Targeted – Most intrapreneurial teams perform deep dives into the organizations’ existing product lines and its service offerings. An insightful book that serves as a how-to guide to do so is “Inside the Box: A Proven System of Creativity for Breakthrough Results.” The authors describe a formulaic, systemic approach to problem-solving innovation processes and outcomes.

Using best-practices methods like “systematic inventive thinking,” the inventors, entrepreneurs and intrapreneurs who create and commercialize innovation best do so by constraining their creative options – looking at improving existing product lines and service offerings with innovative, incremental changes – instead of looking into the infinite possibilities that exist in the marketplace.
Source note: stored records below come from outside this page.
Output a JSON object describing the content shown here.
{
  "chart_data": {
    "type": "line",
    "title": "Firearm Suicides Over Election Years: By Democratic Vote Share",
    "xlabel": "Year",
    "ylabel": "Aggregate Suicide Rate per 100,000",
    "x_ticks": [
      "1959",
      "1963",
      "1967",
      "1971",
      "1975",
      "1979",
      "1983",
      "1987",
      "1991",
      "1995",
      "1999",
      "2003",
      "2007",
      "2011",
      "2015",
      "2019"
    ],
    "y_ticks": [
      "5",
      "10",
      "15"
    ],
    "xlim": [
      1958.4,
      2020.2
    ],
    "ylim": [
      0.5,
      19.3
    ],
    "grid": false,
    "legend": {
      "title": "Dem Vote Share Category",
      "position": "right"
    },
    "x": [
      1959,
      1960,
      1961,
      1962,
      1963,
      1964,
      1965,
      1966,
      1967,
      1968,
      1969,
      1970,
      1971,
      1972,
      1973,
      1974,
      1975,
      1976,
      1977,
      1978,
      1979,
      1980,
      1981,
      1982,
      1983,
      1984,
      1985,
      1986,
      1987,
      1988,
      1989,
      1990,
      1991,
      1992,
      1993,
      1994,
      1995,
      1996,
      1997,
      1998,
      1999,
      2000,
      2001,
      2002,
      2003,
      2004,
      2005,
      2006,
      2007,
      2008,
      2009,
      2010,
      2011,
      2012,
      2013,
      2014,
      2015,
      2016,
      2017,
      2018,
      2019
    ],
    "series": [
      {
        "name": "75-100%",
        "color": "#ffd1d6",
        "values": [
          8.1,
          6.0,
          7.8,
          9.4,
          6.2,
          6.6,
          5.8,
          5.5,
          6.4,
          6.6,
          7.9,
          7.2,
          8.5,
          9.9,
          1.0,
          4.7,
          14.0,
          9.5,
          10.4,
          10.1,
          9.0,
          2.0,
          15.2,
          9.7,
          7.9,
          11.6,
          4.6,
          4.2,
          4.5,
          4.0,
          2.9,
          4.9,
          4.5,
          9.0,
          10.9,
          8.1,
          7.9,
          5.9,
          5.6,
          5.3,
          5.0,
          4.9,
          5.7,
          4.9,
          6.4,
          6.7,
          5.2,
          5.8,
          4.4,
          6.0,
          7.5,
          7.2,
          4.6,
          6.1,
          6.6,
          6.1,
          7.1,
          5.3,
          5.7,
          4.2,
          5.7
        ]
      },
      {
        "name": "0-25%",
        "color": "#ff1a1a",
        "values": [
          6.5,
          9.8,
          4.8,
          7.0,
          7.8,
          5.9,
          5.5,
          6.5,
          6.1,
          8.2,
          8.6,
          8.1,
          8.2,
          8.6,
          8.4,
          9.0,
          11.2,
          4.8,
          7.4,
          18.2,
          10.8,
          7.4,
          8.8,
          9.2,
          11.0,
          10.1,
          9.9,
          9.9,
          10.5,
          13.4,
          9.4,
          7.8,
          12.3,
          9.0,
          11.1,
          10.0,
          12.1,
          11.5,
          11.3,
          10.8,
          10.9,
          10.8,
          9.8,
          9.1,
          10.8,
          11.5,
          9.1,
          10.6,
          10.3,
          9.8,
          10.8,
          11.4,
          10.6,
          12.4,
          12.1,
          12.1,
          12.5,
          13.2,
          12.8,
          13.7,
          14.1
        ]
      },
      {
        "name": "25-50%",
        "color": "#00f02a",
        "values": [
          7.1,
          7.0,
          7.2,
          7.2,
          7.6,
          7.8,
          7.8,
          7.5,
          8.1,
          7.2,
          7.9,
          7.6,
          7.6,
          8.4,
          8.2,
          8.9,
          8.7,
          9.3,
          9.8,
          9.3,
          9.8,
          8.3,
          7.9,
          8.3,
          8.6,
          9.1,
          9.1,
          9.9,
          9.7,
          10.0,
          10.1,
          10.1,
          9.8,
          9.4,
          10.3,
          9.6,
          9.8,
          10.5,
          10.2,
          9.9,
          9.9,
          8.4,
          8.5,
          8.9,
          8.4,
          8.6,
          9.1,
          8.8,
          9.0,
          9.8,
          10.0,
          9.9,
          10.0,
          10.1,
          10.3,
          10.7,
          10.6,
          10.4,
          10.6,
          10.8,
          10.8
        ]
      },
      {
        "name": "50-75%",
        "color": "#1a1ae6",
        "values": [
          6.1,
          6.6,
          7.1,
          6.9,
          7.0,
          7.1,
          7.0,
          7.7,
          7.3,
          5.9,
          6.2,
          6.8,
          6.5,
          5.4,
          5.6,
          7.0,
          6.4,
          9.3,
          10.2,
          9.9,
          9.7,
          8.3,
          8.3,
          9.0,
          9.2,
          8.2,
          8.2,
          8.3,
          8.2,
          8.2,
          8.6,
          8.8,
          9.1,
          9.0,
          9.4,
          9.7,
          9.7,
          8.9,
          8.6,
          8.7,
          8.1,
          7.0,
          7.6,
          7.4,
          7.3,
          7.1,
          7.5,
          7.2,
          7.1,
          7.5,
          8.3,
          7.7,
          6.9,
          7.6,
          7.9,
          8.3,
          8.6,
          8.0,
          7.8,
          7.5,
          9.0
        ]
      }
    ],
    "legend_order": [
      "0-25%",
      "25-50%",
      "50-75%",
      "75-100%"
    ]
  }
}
Organizations of all sizes employ talented people. Many people possess creative, problem-solving innovative solutions that can be commercialized into marketable products and in-demand services. So, it is incumbent on organizations to unleash their employees to perform to the best of their abilities. This can be done by planting and growing entrepreneurial teams inside the organization in the form of intrapreneurship. Once that occurs, organizational leadership should get out of the way of their intrapreneurs and let them perform as intended. When that happens, organizations are able to advance in producing the value customers require and the results organizational leadership demands.

I am convinced your organization can succeed with intrapreneurship. This is why I recommend being FAST in your approach. Being FAST positions your organization to pursue and achieve success in the fourth Industrial Revolution. By surviving – and hopefully thriving – in 4IR, your organization can enter the fifth Industrial Revolution (approximately 2030-2040), when satellite mobile communications make the world a village and holograms, augmented reality, avatars and the Age of Singularity become the new world order.